I am sure there are plenty of exceptions and you are probably reading this saying “that’s not my kid.” I know, I certainly don’t think it’s mine, but again that is just me being completely not objective. Overall, though, and for many reasons that merit a separate discussion, we are failing our kids in discipline and it may just be that we are too tired or have gotten too lazy and complacent, but it is to their ultimate detriment.
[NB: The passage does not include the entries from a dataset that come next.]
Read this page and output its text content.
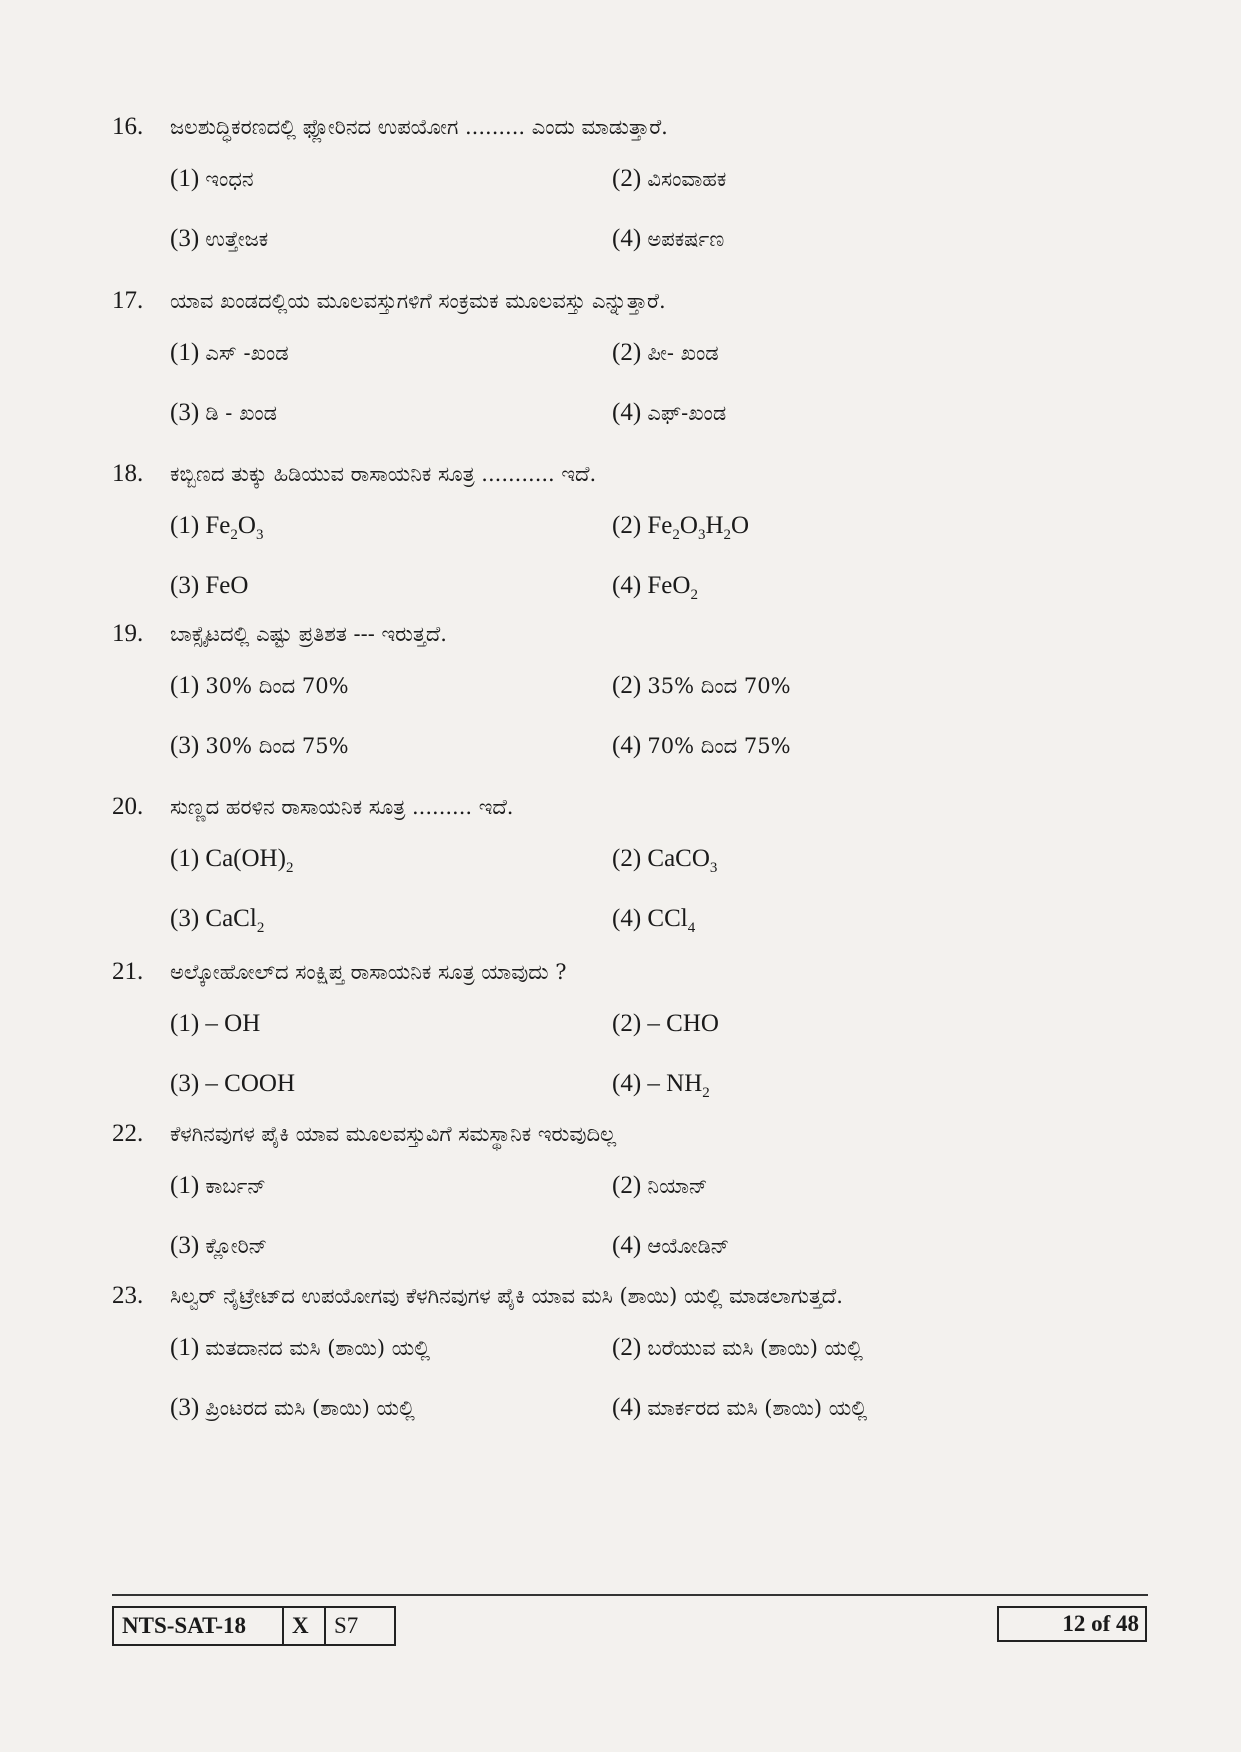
16.	ಜಲಶುದ್ಧಿಕರಣದಲ್ಲಿ ಫ್ಲೋರಿನದ ಉಪಯೋಗ ......... ಎಂದು ಮಾಡುತ್ತಾರೆ.
(1) ಇಂಧನ	(2) ವಿಸಂವಾಹಕ
(3) ಉತ್ತೇಜಕ	(4) ಅಪಕರ್ಷಣ
17.	ಯಾವ ಖಂಡದಲ್ಲಿಯ ಮೂಲವಸ್ತುಗಳಿಗೆ ಸಂಕ್ರಮಕ ಮೂಲವಸ್ತು ಎನ್ನುತ್ತಾರೆ.
(1) ಎಸ್ -ಖಂಡ	(2) ಪೀ- ಖಂಡ
(3) ಡಿ - ಖಂಡ	(4) ಎಫ್-ಖಂಡ
18.	ಕಬ್ಬಿಣದ ತುಕ್ಕು ಹಿಡಿಯುವ ರಾಸಾಯನಿಕ ಸೂತ್ರ ........... ಇದೆ.
(1) $Fe_2O_3$	(2) $Fe_2O_3H_2O$
(3) FeO	(4) FeO$_2$
19.	ಬಾಕ್ಸೈಟದಲ್ಲಿ ಎಷ್ಟು ಪ್ರತಿಶತ --- ಇರುತ್ತದೆ.
(1) 30% ದಿಂದ 70%	(2) 35% ದಿಂದ 70%
(3) 30% ದಿಂದ 75%	(4) 70% ದಿಂದ 75%
20.	ಸುಣ್ಣದ ಹರಳಿನ ರಾಸಾಯನಿಕ ಸೂತ್ರ ......... ಇದೆ.
(1) $Ca(OH)_2$	(2) CaCO$_3$
(3) CaCl$_2$	(4) CCl$_4$
21.	ಅಲ್ಕೋಹೋಲ್‌ದ ಸಂಕ್ಷಿಪ್ತ ರಾಸಾಯನಿಕ ಸೂತ್ರ ಯಾವುದು ?
(1) – OH	(2) – CHO
(3) – COOH	$(4) - NH_2$
22.	ಕೆಳಗಿನವುಗಳ ಪೈಕಿ ಯಾವ ಮೂಲವಸ್ತುವಿಗೆ ಸಮಸ್ಥಾನಿಕ ಇರುವುದಿಲ್ಲ
(1) ಕಾರ್ಬನ್	(2) ನಿಯಾನ್
(3) ಕ್ಲೋರಿನ್	(4) ಆಯೋಡಿನ್
23.	ಸಿಲ್ವರ್ ನೈಟ್ರೇಟ್‌ದ ಉಪಯೋಗವು ಕೆಳಗಿನವುಗಳ ಪೈಕಿ ಯಾವ ಮಸಿ (ಶಾಯಿ) ಯಲ್ಲಿ ಮಾಡಲಾಗುತ್ತದೆ.
(1) ಮತದಾನದ ಮಸಿ (ಶಾಯಿ) ಯಲ್ಲಿ	(2) ಬರೆಯುವ ಮಸಿ (ಶಾಯಿ) ಯಲ್ಲಿ
(3) ಪ್ರಿಂಟರದ ಮಸಿ (ಶಾಯಿ) ಯಲ್ಲಿ	(4) ಮಾರ್ಕರದ ಮಸಿ (ಶಾಯಿ) ಯಲ್ಲಿ
NTS-SAT-18	X	S7	12 of 48
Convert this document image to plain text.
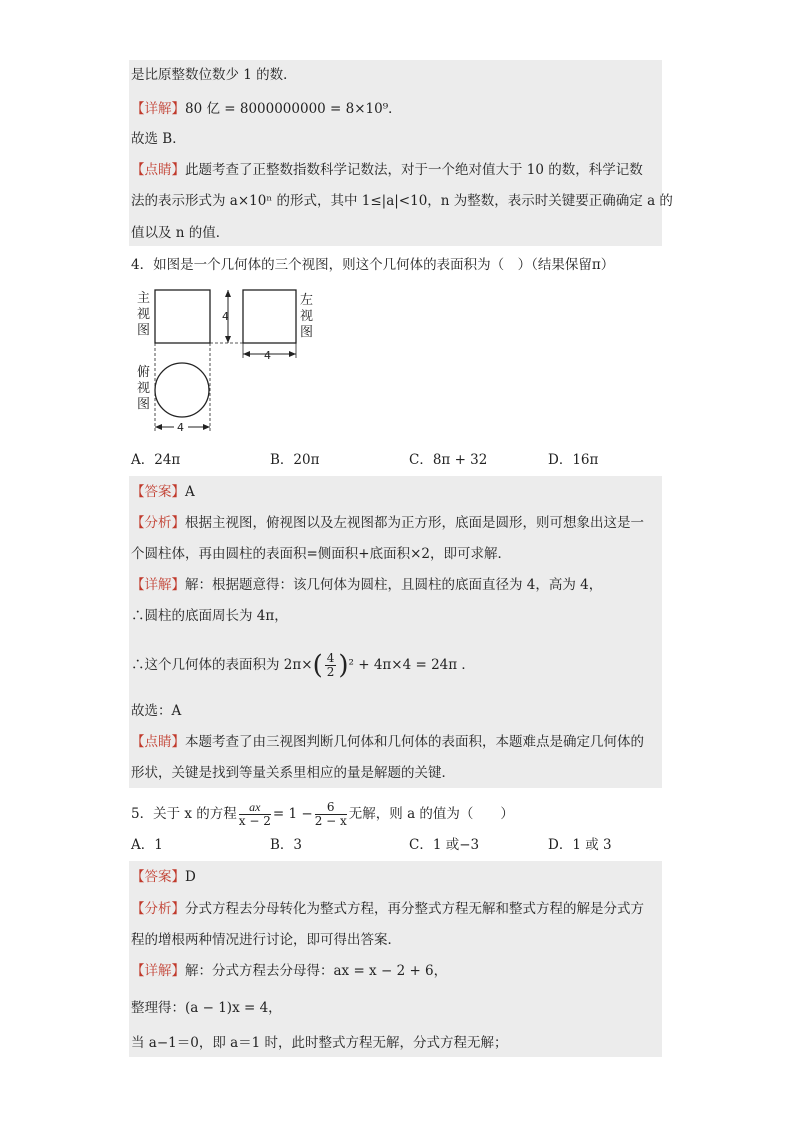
是比原整数位数少 1 的数．
【详解】80 亿 = 8000000000 = 8×10⁹．
故选 B．
【点睛】此题考查了正整数指数科学记数法，对于一个绝对值大于 10 的数，科学记数
法的表示形式为 a×10ⁿ 的形式，其中 1≤|a|<10，n 为整数，表示时关键要正确确定 a 的
值以及 n 的值．
4．如图是一个几何体的三个视图，则这个几何体的表面积为（　）（结果保留π）
4
4
4
主
视
图
左
视
图
俯
视
图
A．24π	B．20π	C．8π + 32	D．16π
【答案】A
【分析】根据主视图，俯视图以及左视图都为正方形，底面是圆形，则可想象出这是一
个圆柱体，再由圆柱的表面积=侧面积+底面积×2，即可求解．
【详解】解：根据题意得：该几何体为圆柱，且圆柱的底面直径为 4，高为 4，
∴圆柱的底面周长为 4π，
∴这个几何体的表面积为 $2\pi\times( \frac{4}{2} )^2 + 4\pi\times 4 = 24\pi$ ．
故选：A
【点睛】本题考查了由三视图判断几何体和几何体的表面积，本题难点是确定几何体的
形状，关键是找到等量关系里相应的量是解题的关键．
5．关于 x 的方程 $\frac{ax}{x - 2} = 1 - \frac{6}{2 - x}$ 无解，则 a 的值为（　　）
A．1	B．3	C．1 或−3	D．1 或 3
【答案】D
【分析】分式方程去分母转化为整式方程，再分整式方程无解和整式方程的解是分式方
程的增根两种情况进行讨论，即可得出答案．
【详解】解：分式方程去分母得：ax = x − 2 + 6，
整理得：(a − 1)x = 4，
当 a−1＝0，即 a＝1 时，此时整式方程无解，分式方程无解；
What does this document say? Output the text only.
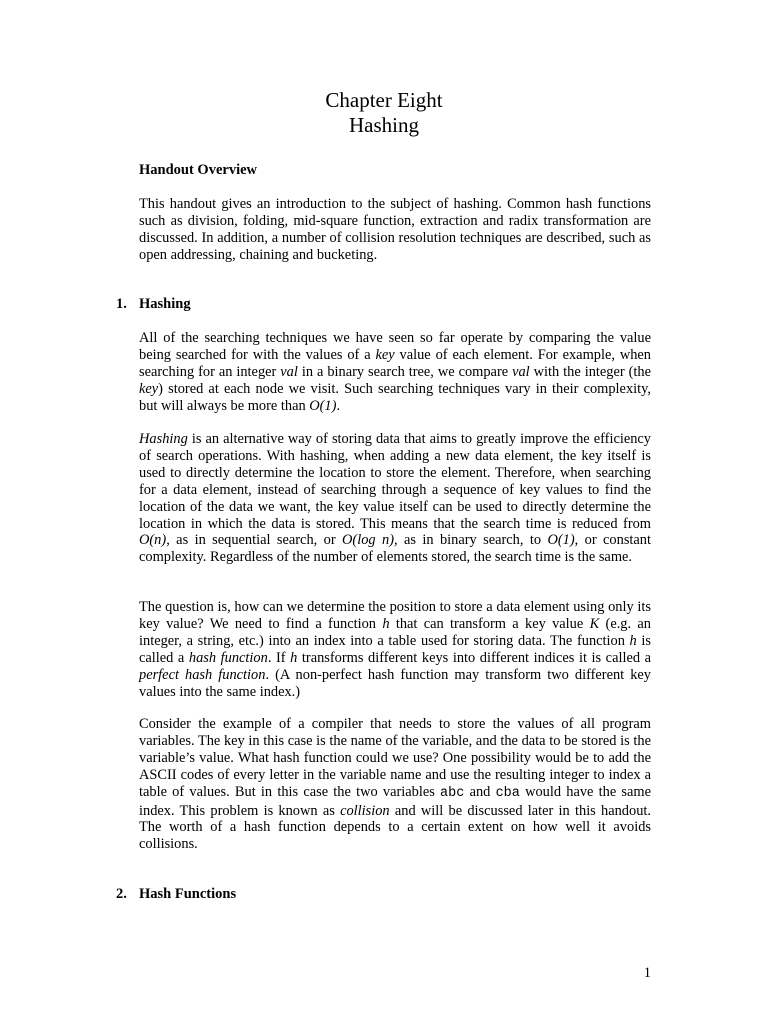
Chapter Eight
Hashing
Handout Overview

This handout gives an introduction to the subject of hashing. Common hash functions such as division, folding, mid-square function, extraction and radix transformation are discussed. In addition, a number of collision resolution techniques are described, such as open addressing, chaining and bucketing.

1. Hashing

All of the searching techniques we have seen so far operate by comparing the value being searched for with the values of a key value of each element. For example, when searching for an integer val in a binary search tree, we compare val with the integer (the key) stored at each node we visit. Such searching techniques vary in their complexity, but will always be more than O(1).

Hashing is an alternative way of storing data that aims to greatly improve the efficiency of search operations. With hashing, when adding a new data element, the key itself is used to directly determine the location to store the element. Therefore, when searching for a data element, instead of searching through a sequence of key values to find the location of the data we want, the key value itself can be used to directly determine the location in which the data is stored. This means that the search time is reduced from O(n), as in sequential search, or O(log n), as in binary search, to O(1), or constant complexity. Regardless of the number of elements stored, the search time is the same.

The question is, how can we determine the position to store a data element using only its key value? We need to find a function h that can transform a key value K (e.g. an integer, a string, etc.) into an index into a table used for storing data. The function h is called a hash function. If h transforms different keys into different indices it is called a perfect hash function. (A non-perfect hash function may transform two different key values into the same index.)

Consider the example of a compiler that needs to store the values of all program variables. The key in this case is the name of the variable, and the data to be stored is the variable’s value. What hash function could we use? One possibility would be to add the ASCII codes of every letter in the variable name and use the resulting integer to index a table of values. But in this case the two variables abc and cba would have the same index. This problem is known as collision and will be discussed later in this handout. The worth of a hash function depends to a certain extent on how well it avoids collisions.

2. Hash Functions
1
Ironically, this has occurred at a time when more two parent families are benefiting from a far greater active participation by the dads. This should mean that children have two parents from which to take their cues and from which to learn “right from wrong” on a more consistent basis. So are we dads the bad influence? Do we just confuse things for the kid by sending mixed signals? Are we poorly coordinated with our significant other? The answer, as always when this dad is involved, is “I don’t know.” I can just keep putting my best parenting skills out there based on how I grew up and how I became a (fairly) responsible adult. I think I grabbed the right map, but looking around me I worry if I, like many of the other parents around me, should double check to make sure that we are holding it the right side up?